Location:
Boston, USA

Year:
2018


Design in collaboration with: Soledad Patiño

The site is located in East Boston right at the junction with the Greater Boston region. Transitioning between the urban core and the periphery and accommodating an industrial area, the site is an urban void that separates its surrounding neighborhoods, although it is well connected by mobility infrastructures. It used to be a marsh, a condition that changed with gradual fulfillment of land but due to sea level rise it will inevitably return to its origins. The main strategy of the project circles around the different scales at which the commons operate. The territorial scale seeks for the restoration and reconnection of the creek and the ecological system. The regional scale proposes the marsh reservoir extension and a remediation park.

The city scale projects three urban corridors located in relation to the preexistent mobility infrastructures: the west corridor allocates research programs and laboratories; the middle corridor provides community and education programs and connects the existing neighborhoods; and the east corridor holds financial programs and mix used next to the city metro line. The neighborhood scale has common spaces inside the residential blocks and typologies that are porous for pedestrian crossing from the hill to the park.
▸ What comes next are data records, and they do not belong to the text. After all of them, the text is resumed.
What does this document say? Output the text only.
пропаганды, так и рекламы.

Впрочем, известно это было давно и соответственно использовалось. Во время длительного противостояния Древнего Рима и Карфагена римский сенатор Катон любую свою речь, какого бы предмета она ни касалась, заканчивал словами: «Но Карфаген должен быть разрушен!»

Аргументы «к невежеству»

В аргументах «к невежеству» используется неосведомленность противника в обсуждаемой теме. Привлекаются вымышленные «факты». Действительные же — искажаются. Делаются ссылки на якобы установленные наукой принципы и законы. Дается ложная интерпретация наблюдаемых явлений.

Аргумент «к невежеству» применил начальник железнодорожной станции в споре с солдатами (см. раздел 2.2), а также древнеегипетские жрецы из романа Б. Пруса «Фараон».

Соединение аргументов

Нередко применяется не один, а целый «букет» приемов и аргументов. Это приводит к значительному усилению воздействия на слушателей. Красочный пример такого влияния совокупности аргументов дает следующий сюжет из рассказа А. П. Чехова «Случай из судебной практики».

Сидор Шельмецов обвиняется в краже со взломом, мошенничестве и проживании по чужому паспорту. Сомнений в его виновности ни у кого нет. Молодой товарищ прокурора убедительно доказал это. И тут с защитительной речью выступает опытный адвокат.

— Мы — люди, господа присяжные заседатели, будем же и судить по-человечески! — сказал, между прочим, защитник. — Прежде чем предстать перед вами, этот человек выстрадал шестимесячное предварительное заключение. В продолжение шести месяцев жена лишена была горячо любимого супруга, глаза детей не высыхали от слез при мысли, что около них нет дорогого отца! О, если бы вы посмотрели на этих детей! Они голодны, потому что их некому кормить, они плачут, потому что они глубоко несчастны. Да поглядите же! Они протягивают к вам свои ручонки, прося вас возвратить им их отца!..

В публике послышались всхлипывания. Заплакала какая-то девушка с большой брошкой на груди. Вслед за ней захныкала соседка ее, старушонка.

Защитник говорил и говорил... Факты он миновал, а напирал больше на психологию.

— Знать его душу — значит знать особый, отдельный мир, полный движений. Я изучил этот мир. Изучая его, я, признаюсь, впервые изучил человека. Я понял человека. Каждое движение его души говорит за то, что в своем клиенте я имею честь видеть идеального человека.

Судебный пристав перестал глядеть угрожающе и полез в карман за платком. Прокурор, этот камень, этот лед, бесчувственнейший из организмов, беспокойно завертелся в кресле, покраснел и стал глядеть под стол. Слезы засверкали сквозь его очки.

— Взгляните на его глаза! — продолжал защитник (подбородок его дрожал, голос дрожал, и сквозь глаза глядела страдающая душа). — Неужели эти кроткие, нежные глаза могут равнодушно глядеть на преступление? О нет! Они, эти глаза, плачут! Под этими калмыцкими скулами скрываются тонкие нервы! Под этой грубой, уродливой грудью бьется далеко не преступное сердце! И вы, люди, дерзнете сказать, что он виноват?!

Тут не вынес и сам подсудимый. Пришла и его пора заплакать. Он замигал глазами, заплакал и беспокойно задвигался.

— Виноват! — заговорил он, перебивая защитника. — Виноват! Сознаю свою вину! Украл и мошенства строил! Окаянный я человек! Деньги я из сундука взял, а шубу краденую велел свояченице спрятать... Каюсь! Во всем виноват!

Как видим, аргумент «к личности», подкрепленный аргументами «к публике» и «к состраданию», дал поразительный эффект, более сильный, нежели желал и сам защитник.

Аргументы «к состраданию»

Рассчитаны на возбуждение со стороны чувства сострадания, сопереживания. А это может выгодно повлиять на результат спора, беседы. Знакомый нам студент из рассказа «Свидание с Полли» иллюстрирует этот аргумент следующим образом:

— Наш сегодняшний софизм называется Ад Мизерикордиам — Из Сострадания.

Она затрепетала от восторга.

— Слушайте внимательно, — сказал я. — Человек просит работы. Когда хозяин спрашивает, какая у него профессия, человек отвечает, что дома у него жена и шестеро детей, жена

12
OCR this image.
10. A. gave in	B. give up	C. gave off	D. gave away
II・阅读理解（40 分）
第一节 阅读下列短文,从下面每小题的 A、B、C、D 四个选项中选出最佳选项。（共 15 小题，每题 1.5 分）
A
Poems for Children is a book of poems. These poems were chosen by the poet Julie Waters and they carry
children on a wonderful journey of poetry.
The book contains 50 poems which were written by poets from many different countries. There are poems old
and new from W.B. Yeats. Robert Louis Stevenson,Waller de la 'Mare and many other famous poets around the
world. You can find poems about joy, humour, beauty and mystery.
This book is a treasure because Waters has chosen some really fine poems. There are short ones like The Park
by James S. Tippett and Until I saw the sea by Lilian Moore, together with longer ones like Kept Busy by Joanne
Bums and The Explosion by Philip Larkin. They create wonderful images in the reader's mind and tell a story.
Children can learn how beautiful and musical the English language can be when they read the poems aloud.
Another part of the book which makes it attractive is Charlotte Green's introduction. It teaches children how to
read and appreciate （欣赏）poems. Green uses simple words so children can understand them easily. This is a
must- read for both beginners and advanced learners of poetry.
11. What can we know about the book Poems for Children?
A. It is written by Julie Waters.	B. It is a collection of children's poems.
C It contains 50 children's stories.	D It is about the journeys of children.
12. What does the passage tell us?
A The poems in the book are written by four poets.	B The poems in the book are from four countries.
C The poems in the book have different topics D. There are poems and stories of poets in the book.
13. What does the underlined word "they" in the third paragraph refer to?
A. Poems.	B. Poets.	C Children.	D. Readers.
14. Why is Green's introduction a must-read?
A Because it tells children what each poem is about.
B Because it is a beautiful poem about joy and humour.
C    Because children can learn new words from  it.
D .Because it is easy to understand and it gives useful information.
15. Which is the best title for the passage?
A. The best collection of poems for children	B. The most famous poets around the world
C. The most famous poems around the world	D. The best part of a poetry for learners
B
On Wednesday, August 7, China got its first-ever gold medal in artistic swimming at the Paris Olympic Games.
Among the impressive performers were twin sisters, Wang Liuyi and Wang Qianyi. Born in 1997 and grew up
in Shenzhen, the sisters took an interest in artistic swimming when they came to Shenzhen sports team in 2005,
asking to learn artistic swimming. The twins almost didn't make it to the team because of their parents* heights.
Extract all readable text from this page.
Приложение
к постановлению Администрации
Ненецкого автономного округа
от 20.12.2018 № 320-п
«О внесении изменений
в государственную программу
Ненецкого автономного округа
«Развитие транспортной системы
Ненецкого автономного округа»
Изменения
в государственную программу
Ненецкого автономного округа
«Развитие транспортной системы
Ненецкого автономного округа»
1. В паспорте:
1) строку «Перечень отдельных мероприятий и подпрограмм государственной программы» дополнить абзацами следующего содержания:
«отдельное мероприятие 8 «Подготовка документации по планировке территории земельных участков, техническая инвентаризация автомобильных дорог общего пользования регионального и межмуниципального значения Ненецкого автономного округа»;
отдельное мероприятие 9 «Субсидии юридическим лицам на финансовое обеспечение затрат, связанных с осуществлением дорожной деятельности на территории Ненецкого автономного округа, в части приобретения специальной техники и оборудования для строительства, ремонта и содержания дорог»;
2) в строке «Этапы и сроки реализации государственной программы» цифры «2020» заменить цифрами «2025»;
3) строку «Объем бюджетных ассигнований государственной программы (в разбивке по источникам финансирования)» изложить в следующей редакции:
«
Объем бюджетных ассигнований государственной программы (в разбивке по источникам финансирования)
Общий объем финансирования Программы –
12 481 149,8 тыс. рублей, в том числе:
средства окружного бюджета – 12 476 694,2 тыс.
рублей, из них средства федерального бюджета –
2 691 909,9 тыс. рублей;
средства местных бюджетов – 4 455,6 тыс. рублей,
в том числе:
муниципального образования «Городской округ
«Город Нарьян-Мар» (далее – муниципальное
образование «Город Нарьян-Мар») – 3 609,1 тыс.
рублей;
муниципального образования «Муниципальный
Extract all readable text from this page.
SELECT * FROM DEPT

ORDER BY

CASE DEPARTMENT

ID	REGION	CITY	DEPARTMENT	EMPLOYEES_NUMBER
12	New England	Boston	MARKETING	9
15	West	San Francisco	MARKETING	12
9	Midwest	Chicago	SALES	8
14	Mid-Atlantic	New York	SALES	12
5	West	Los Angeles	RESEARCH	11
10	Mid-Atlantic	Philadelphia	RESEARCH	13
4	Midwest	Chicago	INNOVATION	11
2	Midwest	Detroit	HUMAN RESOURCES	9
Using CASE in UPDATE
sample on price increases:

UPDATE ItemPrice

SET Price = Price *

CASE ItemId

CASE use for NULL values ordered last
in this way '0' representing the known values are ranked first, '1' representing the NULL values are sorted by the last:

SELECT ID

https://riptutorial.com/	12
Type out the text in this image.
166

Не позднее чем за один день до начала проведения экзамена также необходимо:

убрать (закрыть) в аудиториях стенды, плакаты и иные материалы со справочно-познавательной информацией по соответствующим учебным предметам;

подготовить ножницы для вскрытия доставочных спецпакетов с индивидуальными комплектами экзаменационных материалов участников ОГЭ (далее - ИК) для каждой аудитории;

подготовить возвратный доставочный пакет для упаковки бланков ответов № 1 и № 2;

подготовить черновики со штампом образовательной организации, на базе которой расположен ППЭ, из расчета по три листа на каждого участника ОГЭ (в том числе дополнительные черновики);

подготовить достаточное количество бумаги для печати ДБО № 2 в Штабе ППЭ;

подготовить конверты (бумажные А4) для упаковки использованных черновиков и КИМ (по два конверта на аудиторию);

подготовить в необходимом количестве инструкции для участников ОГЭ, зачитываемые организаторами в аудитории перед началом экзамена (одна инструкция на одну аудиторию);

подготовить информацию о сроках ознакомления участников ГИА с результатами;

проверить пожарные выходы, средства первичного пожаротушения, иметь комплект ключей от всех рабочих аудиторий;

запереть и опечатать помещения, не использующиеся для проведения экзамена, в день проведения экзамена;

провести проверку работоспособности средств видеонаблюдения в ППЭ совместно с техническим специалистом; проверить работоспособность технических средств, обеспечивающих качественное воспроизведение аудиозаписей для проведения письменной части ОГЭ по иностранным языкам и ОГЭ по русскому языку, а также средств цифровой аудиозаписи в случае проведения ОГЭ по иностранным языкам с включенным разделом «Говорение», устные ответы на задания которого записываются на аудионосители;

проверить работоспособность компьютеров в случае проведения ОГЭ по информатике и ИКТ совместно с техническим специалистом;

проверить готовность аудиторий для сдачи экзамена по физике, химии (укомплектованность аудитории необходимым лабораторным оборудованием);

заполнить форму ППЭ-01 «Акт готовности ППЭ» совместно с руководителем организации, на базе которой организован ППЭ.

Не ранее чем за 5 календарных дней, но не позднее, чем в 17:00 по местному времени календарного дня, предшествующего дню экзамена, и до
The scale of the commons is thought in different facing stages and understood as a process that involves a collaborative participation to co-produce shared goods and services at different scales. The first stage recovers the water connection and set strategic anchor points for the new urban corridors. The second stage focus on the remediation of the polluted landscape through channels with boiswales and infiltration points. It also defines and extend the existing neighborhoods. The third phase comes with the completion of the block typologies as well as the recuperation of the natural system.

Once the project is completed, the scales will overlap and interact with the different hierarchies of the commons: from the marsh continuity, to the urban corridors and the small scale public spaces of the neighborhoods.